In the 90s bass clarinetist Gene Coleman, director of the new-music group Ensemble Noamnesia, helped connect Chicago’s avant-classical community to like-minded European musicians and to the city’s post-rock scene. He’s in Pennsylvania now, but his interest in musical cross-pollination hasn’t waned a bit. His latest venture is the Tabadol Project, which unites improvisers from Beirut with American and European players in five U.S. cities this month.
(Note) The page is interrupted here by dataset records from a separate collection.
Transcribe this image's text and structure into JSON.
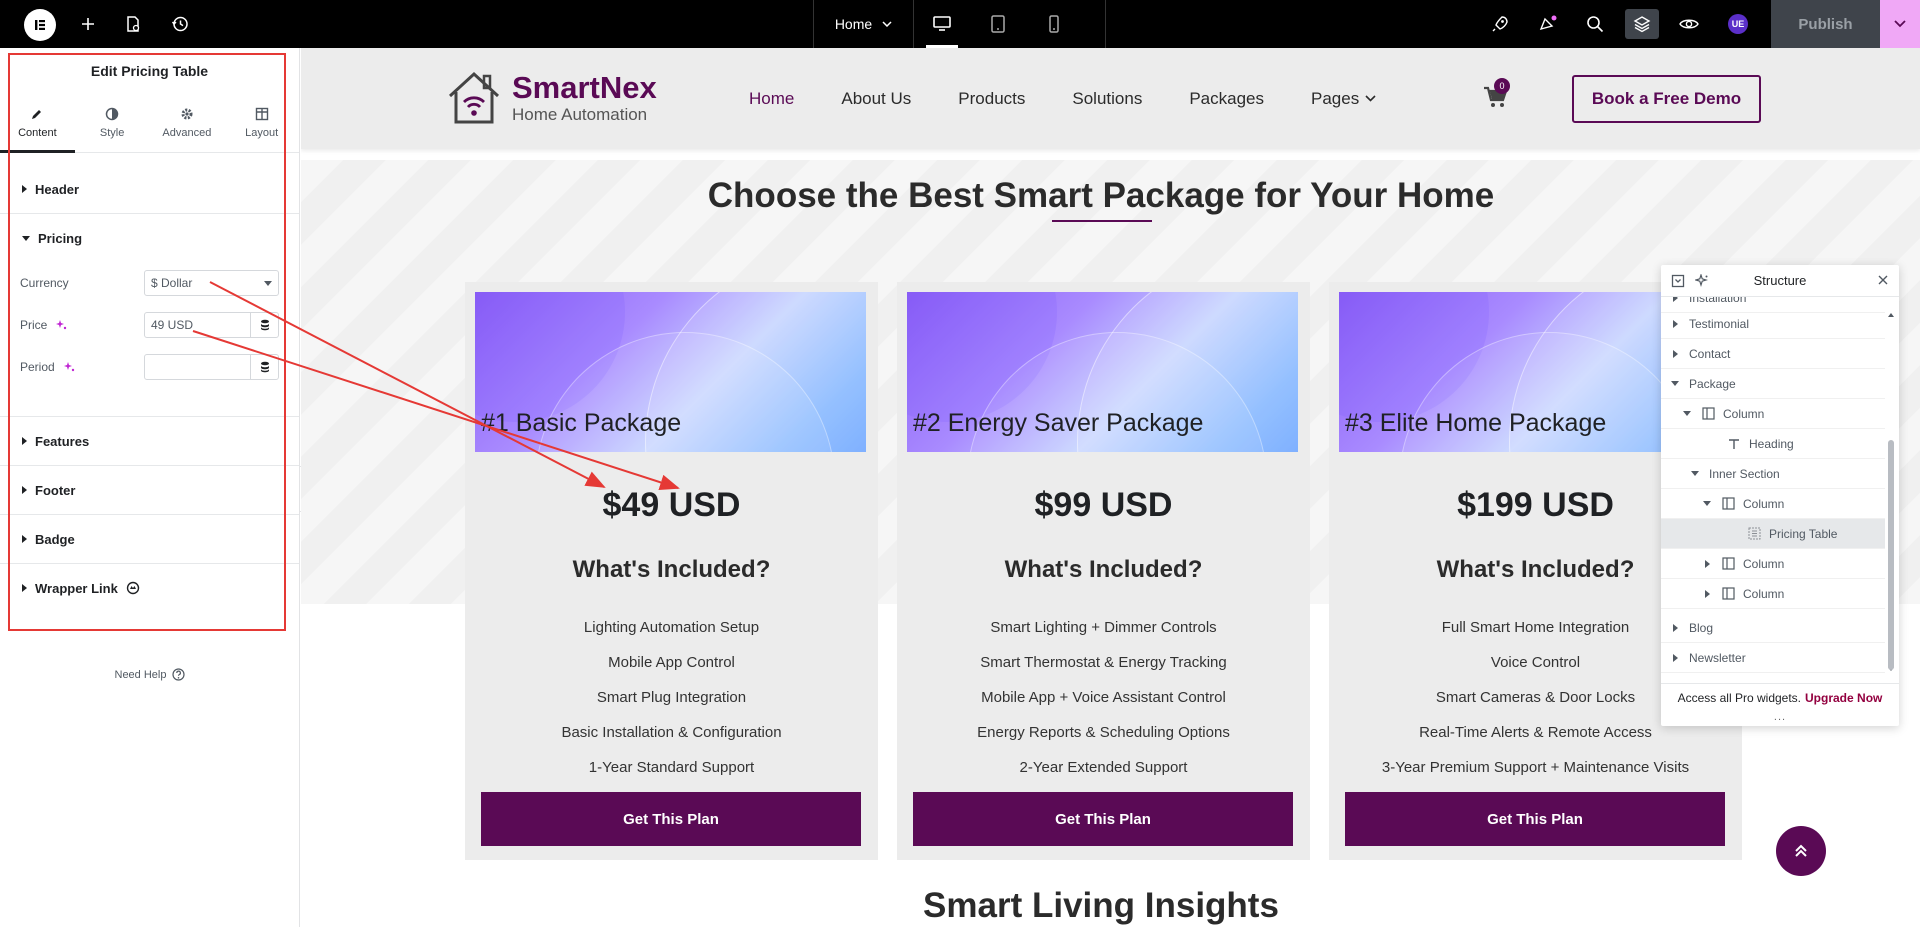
{
  "topbar": {
    "page_selector": "Home",
    "publish_label": "Publish",
    "avatar_initials": "UE"
  },
  "panel": {
    "title": "Edit Pricing Table",
    "tabs": [
      {
        "label": "Content",
        "icon": "pencil-icon"
      },
      {
        "label": "Style",
        "icon": "half-circle-icon"
      },
      {
        "label": "Advanced",
        "icon": "gear-icon"
      },
      {
        "label": "Layout",
        "icon": "layout-icon"
      }
    ],
    "sections": {
      "header": "Header",
      "pricing": "Pricing",
      "features": "Features",
      "footer": "Footer",
      "badge": "Badge",
      "wrapper_link": "Wrapper Link"
    },
    "controls": {
      "currency_label": "Currency",
      "currency_value": "$ Dollar",
      "price_label": "Price",
      "price_value": "49 USD",
      "period_label": "Period",
      "period_value": ""
    },
    "need_help": "Need Help"
  },
  "site": {
    "brand_name": "SmartNex",
    "brand_sub": "Home Automation",
    "nav": [
      "Home",
      "About Us",
      "Products",
      "Solutions",
      "Packages",
      "Pages"
    ],
    "cart_count": "0",
    "cta": "Book a Free Demo",
    "section_title": "Choose the Best Smart Package for Your Home",
    "next_section_title": "Smart Living Insights",
    "cards": [
      {
        "name": "#1 Basic Package",
        "price": "$49 USD",
        "included": "What's Included?",
        "features": [
          "Lighting Automation Setup",
          "Mobile App Control",
          "Smart Plug Integration",
          "Basic Installation & Configuration",
          "1-Year Standard Support"
        ],
        "button": "Get This Plan"
      },
      {
        "name": "#2 Energy Saver Package",
        "price": "$99 USD",
        "included": "What's Included?",
        "features": [
          "Smart Lighting + Dimmer Controls",
          "Smart Thermostat & Energy Tracking",
          "Mobile App + Voice Assistant Control",
          "Energy Reports & Scheduling Options",
          "2-Year Extended Support"
        ],
        "button": "Get This Plan"
      },
      {
        "name": "#3 Elite Home Package",
        "price": "$199 USD",
        "included": "What's Included?",
        "features": [
          "Full Smart Home Integration",
          "Voice Control",
          "Smart Cameras & Door Locks",
          "Real-Time Alerts & Remote Access",
          "3-Year Premium Support + Maintenance Visits"
        ],
        "button": "Get This Plan"
      }
    ]
  },
  "structure": {
    "title": "Structure",
    "items": [
      {
        "label": "Installation",
        "icon": "",
        "arrow": "right"
      },
      {
        "label": "Testimonial",
        "icon": "",
        "arrow": "right"
      },
      {
        "label": "Contact",
        "icon": "",
        "arrow": "right"
      },
      {
        "label": "Package",
        "icon": "",
        "arrow": "down"
      },
      {
        "label": "Column",
        "icon": "column-icon",
        "arrow": "down"
      },
      {
        "label": "Heading",
        "icon": "heading-icon",
        "arrow": ""
      },
      {
        "label": "Inner Section",
        "icon": "",
        "arrow": "down"
      },
      {
        "label": "Column",
        "icon": "column-icon",
        "arrow": "down"
      },
      {
        "label": "Pricing Table",
        "icon": "pricing-table-icon",
        "arrow": ""
      },
      {
        "label": "Column",
        "icon": "column-icon",
        "arrow": "right"
      },
      {
        "label": "Column",
        "icon": "column-icon",
        "arrow": "right"
      },
      {
        "label": "Blog",
        "icon": "",
        "arrow": "right"
      },
      {
        "label": "Newsletter",
        "icon": "",
        "arrow": "right"
      }
    ],
    "footer_text": "Access all Pro widgets.",
    "footer_link": "Upgrade Now",
    "dots": "..."
  },
  "colors": {
    "brand": "#5a0a55",
    "annotation": "#e53935",
    "publish_accent": "#f0a8f6"
  }
}
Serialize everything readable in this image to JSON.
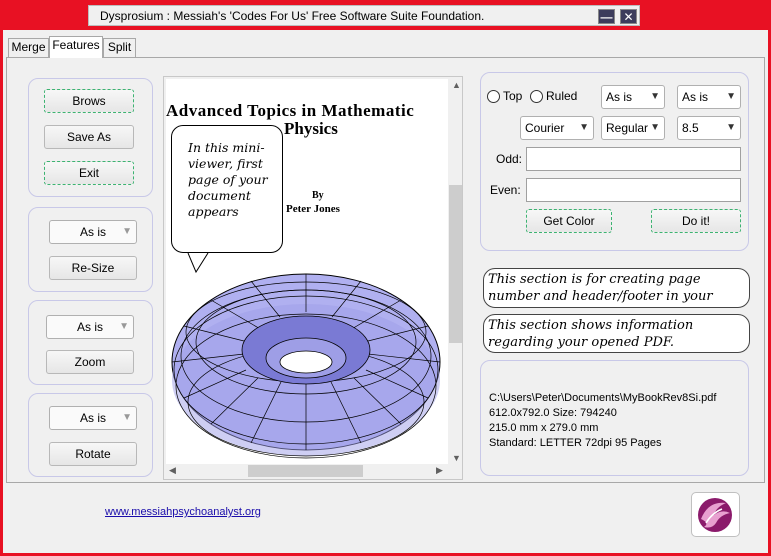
{
  "window": {
    "title": "Dysprosium : Messiah's 'Codes For Us' Free Software Suite Foundation.",
    "minimize_glyph": "—",
    "close_glyph": "✕"
  },
  "tabs": [
    {
      "label": "Merge"
    },
    {
      "label": "Features",
      "active": true
    },
    {
      "label": "Split"
    }
  ],
  "left_panel": {
    "browse_label": "Brows",
    "save_as_label": "Save As",
    "exit_label": "Exit",
    "resize": {
      "select_value": "As is",
      "button_label": "Re-Size"
    },
    "zoom": {
      "select_value": "As is",
      "button_label": "Zoom"
    },
    "rotate": {
      "select_value": "As is",
      "button_label": "Rotate"
    }
  },
  "viewer": {
    "doc_title_line1": "Advanced Topics in Mathematic",
    "doc_title_line2": "Physics",
    "by": "By",
    "author": "Peter Jones",
    "callout": "In this mini-viewer, first page of your document appears",
    "torus_fill": "#b0b0f0"
  },
  "header_footer": {
    "top_label": "Top",
    "ruled_label": "Ruled",
    "select_a": "As is",
    "select_b": "As is",
    "font_family": "Courier",
    "font_style": "Regular",
    "font_size": "8.5",
    "odd_label": "Odd:",
    "even_label": "Even:",
    "odd_value": "",
    "even_value": "",
    "get_color_label": "Get Color",
    "do_it_label": "Do it!"
  },
  "notes": {
    "header_note": "This section is for creating page number and header/footer in your existing PDF",
    "info_note": "This section shows information regarding your opened PDF."
  },
  "pdf_info": {
    "path": "C:\\Users\\Peter\\Documents\\MyBookRev8Si.pdf",
    "size_pts": "612.0x792.0 Size: 794240",
    "size_mm": "215.0 mm x 279.0 mm",
    "standard": "Standard: LETTER 72dpi 95 Pages"
  },
  "footer": {
    "link": "www.messiahpsychoanalyst.org",
    "logo_icon": "phoenix-logo-icon"
  },
  "colors": {
    "frame": "#e81123",
    "group_border": "#c8c8e8",
    "focus_border": "#3cb371"
  }
}
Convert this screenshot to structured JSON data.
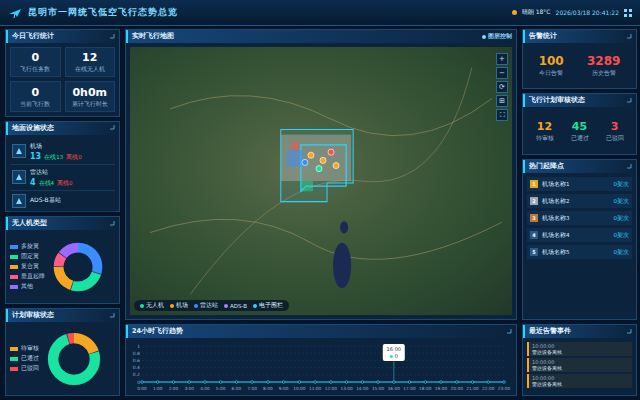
{
  "header": {
    "title": "昆明市一网统飞低空飞行态势总览",
    "weather": "晴朗 18°C",
    "datetime": "2026/03/18 20:41:22"
  },
  "flight_stats": {
    "title": "今日飞行统计",
    "items": [
      {
        "value": "0",
        "label": "飞行任务数"
      },
      {
        "value": "12",
        "label": "在线无人机"
      },
      {
        "value": "0",
        "label": "当前飞行数"
      },
      {
        "value": "0h0m",
        "label": "累计飞行时长"
      }
    ]
  },
  "facilities": {
    "title": "地面设施状态",
    "items": [
      {
        "name": "机场",
        "count": "13",
        "online": "在线13",
        "offline": "离线0"
      },
      {
        "name": "雷达站",
        "count": "4",
        "online": "在线4",
        "offline": "离线0"
      },
      {
        "name": "ADS-B基站",
        "count": "",
        "online": "",
        "offline": ""
      }
    ]
  },
  "drone_types": {
    "title": "无人机类型",
    "items": [
      {
        "label": "多旋翼",
        "value": 30,
        "color": "#3b8cff"
      },
      {
        "label": "固定翼",
        "value": 25,
        "color": "#19e3a0"
      },
      {
        "label": "复合翼",
        "value": 20,
        "color": "#f5a623"
      },
      {
        "label": "垂直起降",
        "value": 10,
        "color": "#ff5c8a"
      },
      {
        "label": "其他",
        "value": 15,
        "color": "#9b6bff"
      }
    ]
  },
  "plan_review": {
    "title": "计划审核状态",
    "items": [
      {
        "label": "待审核",
        "value": 12,
        "color": "#f5a623"
      },
      {
        "label": "已通过",
        "value": 45,
        "color": "#19e3a0"
      },
      {
        "label": "已驳回",
        "value": 3,
        "color": "#ff4d4f"
      }
    ]
  },
  "map": {
    "title": "实时飞行地图",
    "layer_button": "图层控制",
    "tools": [
      "+",
      "−",
      "⟳",
      "⊞",
      "⛶"
    ],
    "legend": [
      {
        "label": "无人机",
        "color": "#19e3a0"
      },
      {
        "label": "机场",
        "color": "#f5a623"
      },
      {
        "label": "雷达站",
        "color": "#3b8cff"
      },
      {
        "label": "ADS-B",
        "color": "#b57bff"
      },
      {
        "label": "电子围栏",
        "color": "#2ad4ff"
      }
    ]
  },
  "trend": {
    "title": "24小时飞行趋势",
    "y_ticks": [
      "1",
      "0.8",
      "0.6",
      "0.4",
      "0.2",
      "0"
    ],
    "x_ticks": [
      "0:00",
      "1:00",
      "2:00",
      "3:00",
      "4:00",
      "5:00",
      "6:00",
      "7:00",
      "8:00",
      "9:00",
      "10:00",
      "11:00",
      "12:00",
      "13:00",
      "14:00",
      "15:00",
      "16:00",
      "17:00",
      "18:00",
      "19:00",
      "20:00",
      "21:00",
      "22:00",
      "23:00"
    ],
    "values": [
      0,
      0,
      0,
      0,
      0,
      0,
      0,
      0,
      0,
      0,
      0,
      0,
      0,
      0,
      0,
      0,
      0,
      0,
      0,
      0,
      0,
      0,
      0,
      0
    ],
    "tooltip": {
      "time": "16:00",
      "value": "0"
    }
  },
  "alarms": {
    "title": "告警统计",
    "items": [
      {
        "value": "100",
        "label": "今日告警",
        "color": "#f5a623"
      },
      {
        "value": "3289",
        "label": "历史告警",
        "color": "#ff4d4f"
      }
    ]
  },
  "plan_status": {
    "title": "飞行计划审核状态",
    "items": [
      {
        "value": "12",
        "label": "待审核",
        "color": "#f5a623"
      },
      {
        "value": "45",
        "label": "已通过",
        "color": "#19e3a0"
      },
      {
        "value": "3",
        "label": "已驳回",
        "color": "#ff4d4f"
      }
    ]
  },
  "hot_spots": {
    "title": "热门起降点",
    "items": [
      {
        "rank": "1",
        "name": "机场名称1",
        "count": "0架次",
        "color": "#e6a817"
      },
      {
        "rank": "2",
        "name": "机场名称2",
        "count": "0架次",
        "color": "#9aa7b8"
      },
      {
        "rank": "3",
        "name": "机场名称3",
        "count": "0架次",
        "color": "#c0783a"
      },
      {
        "rank": "4",
        "name": "机场名称4",
        "count": "0架次",
        "color": "#2a5a86"
      },
      {
        "rank": "5",
        "name": "机场名称5",
        "count": "0架次",
        "color": "#2a5a86"
      }
    ]
  },
  "events": {
    "title": "最近告警事件",
    "items": [
      {
        "time": "10:00:00",
        "text": "雷达设备离线"
      },
      {
        "time": "10:00:00",
        "text": "雷达设备离线"
      },
      {
        "time": "10:00:00",
        "text": "雷达设备离线"
      }
    ]
  }
}
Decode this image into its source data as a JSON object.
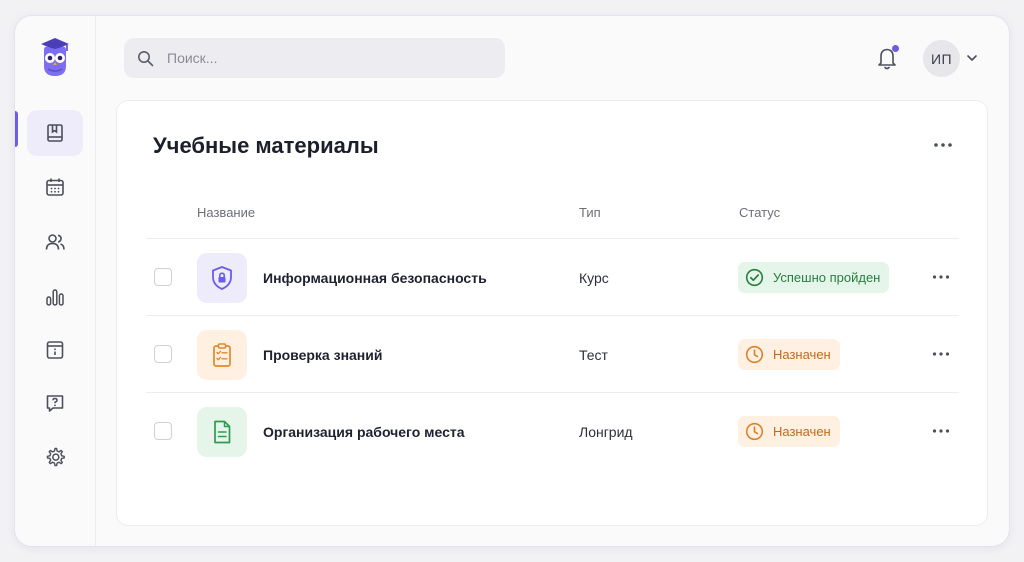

The Lebanese musicians have built a scene from scratch in a country that’s still recovering from years of civil war and foreign occupation, and they’re developing a vocabulary that owes little to either jazz or traditional Middle Eastern music. Mazen Kerbaj, for example, stands alongside Greg Kelley, Franz Hautzinger, and Axel Dorner as one of the most radical trumpeters on the planet. On BRT VRT ZRT KRT, a solo album on his own Al Maslakh label, he modifies the instrument with metal tubes and a saxophone mouthpiece and mutes it with metal plates, creating sounds that evoke a stove crowded with boiling kettles. And Rouba3i5 (Al Maslakh), recorded with a Lebanese-Norwegian quartet that includes fellow Tabadol participant Christine Sehnaoui on sax, proves he also has a refined sense of give-and-take. Tonight’s performance, the first of three here, features four Lebanese musicians (Kerbaj, Sehnaoui, multi-instrumentalist Raed Yassin, and oud player Ziad El Ahmadie), two Americans (Coleman and cellist Marina Peterson), and Swiss violist Charlotte Hug (see Wednesday) accompanying local dancers Asimina Chremos and Nicole Legette. See also Wednesday and Thursday. Tue 7/18, 9 PM, Link’s Hall, 3435 N. Sheffield, second floor, 773-281-0824, $10 suggested donation. All ages.

Wednesday, the Mouhktabar Ensemble, which includes bass clarinetist Gene Coleman, cellist Marina Peterson, local electronicist Michael Hartman, and four Lebanese musicians, will perform a work in progress by Coleman that uses the spatial and sonic qualities of the Arab Institute building in Paris as a “metaphoric score.” A discussion about the impact of globalization on music and architecture is at 7 PM. Wed 7/19, 8 PM, Experimental Station, 6100 S. Blackstone, 773-241-5458. Free. All ages.

Thursday, the evening features two sets. The first is an acoustic improvisation with Lebanese musicians Mazen Kerbaj (trumpet), Christine Sehnaoui (alto sax), and Raed Yassin (double bass), joined by local percussionist Michael Zerang, who’s already played with the others here and in Beirut. The ensemble for the second consists of Swiss violist Charlotte Hug (see Wednesday), Lebanese oud player Ziad El Ahmadie, and several locals–ARP fiend Jim Baker and electronic musicians Todd Carter, Michael Hartman, Jason Soliday, Brian Labycz, and Robb Drinkwater. Thu 7/20, 9 PM, Enemy, 1550 N. Milwaukee, third floor, 312-493-3657, $5. All ages.